Another major concern for Beijing is the gender imbalance caused by more than four decades of the one-child policy, as the traditional preference for boys, and gender-based abortions have created a grossly distorted gender ratio in China.

With a deficit of some 40 million women due to gender based abortions, the government faces a demographic time bomb as millions of young Chinese men will be unable to find a spouse.
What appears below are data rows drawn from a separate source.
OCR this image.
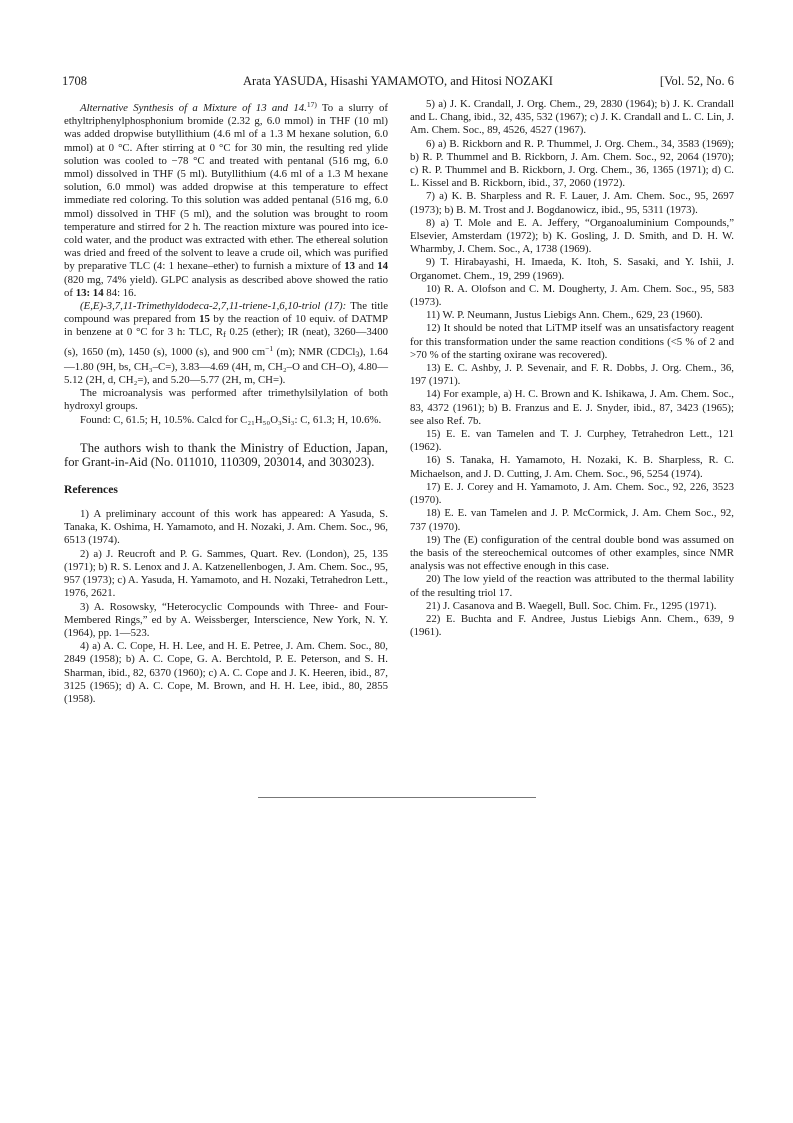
1708	Arata YASUDA, Hisashi YAMAMOTO, and Hitosi NOZAKI	[Vol. 52, No. 6

Alternative Synthesis of a Mixture of 13 and 14.$^{17)}$ To a slurry of ethyltriphenylphosphonium bromide (2.32 g, 6.0 mmol) in THF (10 ml) was added dropwise butyllithium (4.6 ml of a 1.3 M hexane solution, 6.0 mmol) at 0 °C. After stirring at 0 °C for 30 min, the resulting red ylide solution was cooled to −78 °C and treated with pentanal (516 mg, 6.0 mmol) dissolved in THF (5 ml). Butyllithium (4.6 ml of a 1.3 M hexane solution, 6.0 mmol) was added dropwise at this temperature to effect immediate red coloring. To this solution was added pentanal (516 mg, 6.0 mmol) dissolved in THF (5 ml), and the solution was brought to room temperature and stirred for 2 h. The reaction mixture was poured into ice-cold water, and the product was extracted with ether. The ethereal solution was dried and freed of the solvent to leave a crude oil, which was purified by preparative TLC (4: 1 hexane–ether) to furnish a mixture of 13 and 14 (820 mg, 74% yield). GLPC analysis as described above showed the ratio of 13: 14 84: 16.

(E,E)-3,7,11-Trimethyldodeca-2,7,11-triene-1,6,10-triol (17): The title compound was prepared from 15 by the reaction of 10 equiv. of DATMP in benzene at 0 °C for 3 h: TLC, $R_f$ 0.25 (ether); IR (neat), 3260—3400 (s), 1650 (m), 1450 (s), 1000 (s), and 900 $cm^{-1}$ (m); NMR (CDCl$_3$), 1.64—1.80 (9H, bs, CH₃–C=), 3.83—4.69 (4H, m, CH₂–O and CH–O), 4.80—5.12 (2H, d, CH₂=), and 5.20—5.77 (2H, m, CH=).

The microanalysis was performed after trimethylsilylation of both hydroxyl groups.

Found: C, 61.5; H, 10.5%. Calcd for C₂₁H₅₀O₃Si₃: C, 61.3; H, 10.6%.

The authors wish to thank the Ministry of Eduction, Japan, for Grant-in-Aid (No. 011010, 110309, 203014, and 303023).

References

1) A preliminary account of this work has appeared: A Yasuda, S. Tanaka, K. Oshima, H. Yamamoto, and H. Nozaki, J. Am. Chem. Soc., 96, 6513 (1974).

2) a) J. Reucroft and P. G. Sammes, Quart. Rev. (London), 25, 135 (1971); b) R. S. Lenox and J. A. Katzenellenbogen, J. Am. Chem. Soc., 95, 957 (1973); c) A. Yasuda, H. Yamamoto, and H. Nozaki, Tetrahedron Lett., 1976, 2621.

3) A. Rosowsky, “Heterocyclic Compounds with Three- and Four-Membered Rings,” ed by A. Weissberger, Interscience, New York, N. Y. (1964), pp. 1—523.

4) a) A. C. Cope, H. H. Lee, and H. E. Petree, J. Am. Chem. Soc., 80, 2849 (1958); b) A. C. Cope, G. A. Berchtold, P. E. Peterson, and S. H. Sharman, ibid., 82, 6370 (1960); c) A. C. Cope and J. K. Heeren, ibid., 87, 3125 (1965); d) A. C. Cope, M. Brown, and H. H. Lee, ibid., 80, 2855 (1958).

5) a) J. K. Crandall, J. Org. Chem., 29, 2830 (1964); b) J. K. Crandall and L. Chang, ibid., 32, 435, 532 (1967); c) J. K. Crandall and L. C. Lin, J. Am. Chem. Soc., 89, 4526, 4527 (1967).

6) a) B. Rickborn and R. P. Thummel, J. Org. Chem., 34, 3583 (1969); b) R. P. Thummel and B. Rickborn, J. Am. Chem. Soc., 92, 2064 (1970); c) R. P. Thummel and B. Rickborn, J. Org. Chem., 36, 1365 (1971); d) C. L. Kissel and B. Rickborn, ibid., 37, 2060 (1972).

7) a) K. B. Sharpless and R. F. Lauer, J. Am. Chem. Soc., 95, 2697 (1973); b) B. M. Trost and J. Bogdanowicz, ibid., 95, 5311 (1973).

8) a) T. Mole and E. A. Jeffery, “Organoaluminium Compounds,” Elsevier, Amsterdam (1972); b) K. Gosling, J. D. Smith, and D. H. W. Wharmby, J. Chem. Soc., A, 1738 (1969).

9) T. Hirabayashi, H. Imaeda, K. Itoh, S. Sasaki, and Y. Ishii, J. Organomet. Chem., 19, 299 (1969).

10) R. A. Olofson and C. M. Dougherty, J. Am. Chem. Soc., 95, 583 (1973).

11) W. P. Neumann, Justus Liebigs Ann. Chem., 629, 23 (1960).

12) It should be noted that LiTMP itself was an unsatisfactory reagent for this transformation under the same reaction conditions (<5 % of 2 and >70 % of the starting oxirane was recovered).

13) E. C. Ashby, J. P. Sevenair, and F. R. Dobbs, J. Org. Chem., 36, 197 (1971).

14) For example, a) H. C. Brown and K. Ishikawa, J. Am. Chem. Soc., 83, 4372 (1961); b) B. Franzus and E. J. Snyder, ibid., 87, 3423 (1965); see also Ref. 7b.

15) E. E. van Tamelen and T. J. Curphey, Tetrahedron Lett., 121 (1962).

16) S. Tanaka, H. Yamamoto, H. Nozaki, K. B. Sharpless, R. C. Michaelson, and J. D. Cutting, J. Am. Chem. Soc., 96, 5254 (1974).

17) E. J. Corey and H. Yamamoto, J. Am. Chem. Soc., 92, 226, 3523 (1970).

18) E. E. van Tamelen and J. P. McCormick, J. Am. Chem Soc., 92, 737 (1970).

19) The (E) configuration of the central double bond was assumed on the basis of the stereochemical outcomes of other examples, since NMR analysis was not effective enough in this case.

20) The low yield of the reaction was attributed to the thermal lability of the resulting triol 17.

21) J. Casanova and B. Waegell, Bull. Soc. Chim. Fr., 1295 (1971).

22) E. Buchta and F. Andree, Justus Liebigs Ann. Chem., 639, 9 (1961).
Millions of sexually frustrated, lonely, young men is a recipe for unrest.

If said men recognize that their plight is due to government policies and become politicized, Beijing faces an existential crisis.

After-all the government can only do so much – such as boosting military and para-military recruitment – to re-direct all that errant testosterone to serve, rather than threaten Beijing.

Policy reform ticks all the boxes for Beijing

By reforming the one-child policy, the central government can address widespread discontent with the program by framing reform in anti-corruption and economic terms; perspectives that both strengthen the legitimacy of the CCP. Firstly by framing reform in an anti-corruption light, the government can ease restrictions while diverting discontent away from the central planning that created institutional corruption in the first place.

Instead corrupt local and provincial officials will be culled to satisfy public discontent and demonstrate that any excesses were due to ‘bad apples’.

Successive relaxations in policy will also not result in a return to pre-policy birth rates as the dampening effects of economic development will continue to ensure small families.

This combined with the fact that one child families have become a social norm, will allow Beijing to remove the source of discontent without having to worry about demographic up-ticks necessitating back-tracking further down the road: a perfect face-saving plan for the CCP.

Furthermore, by relaxing the policy the government can demonstrate how it has prudently guided a changing China through its successive socio-economic phases.

The post-Mao CCP has demonstrated to the populace that it is nothing if not pragmatic, willing to tailor policy to serve growth above all else.

The one-child policy was instituted to prevent too much surplus labour and the attendant unrest it produces. Now as China moves towards a consumption based economic model, it needs a stable growth rate to ensure adequate numbers of consumers to fuel its next growth model.

Consequently, reforming the one-child policy is in many ways a one-size fits all salve for a host of China’s systemic challenges.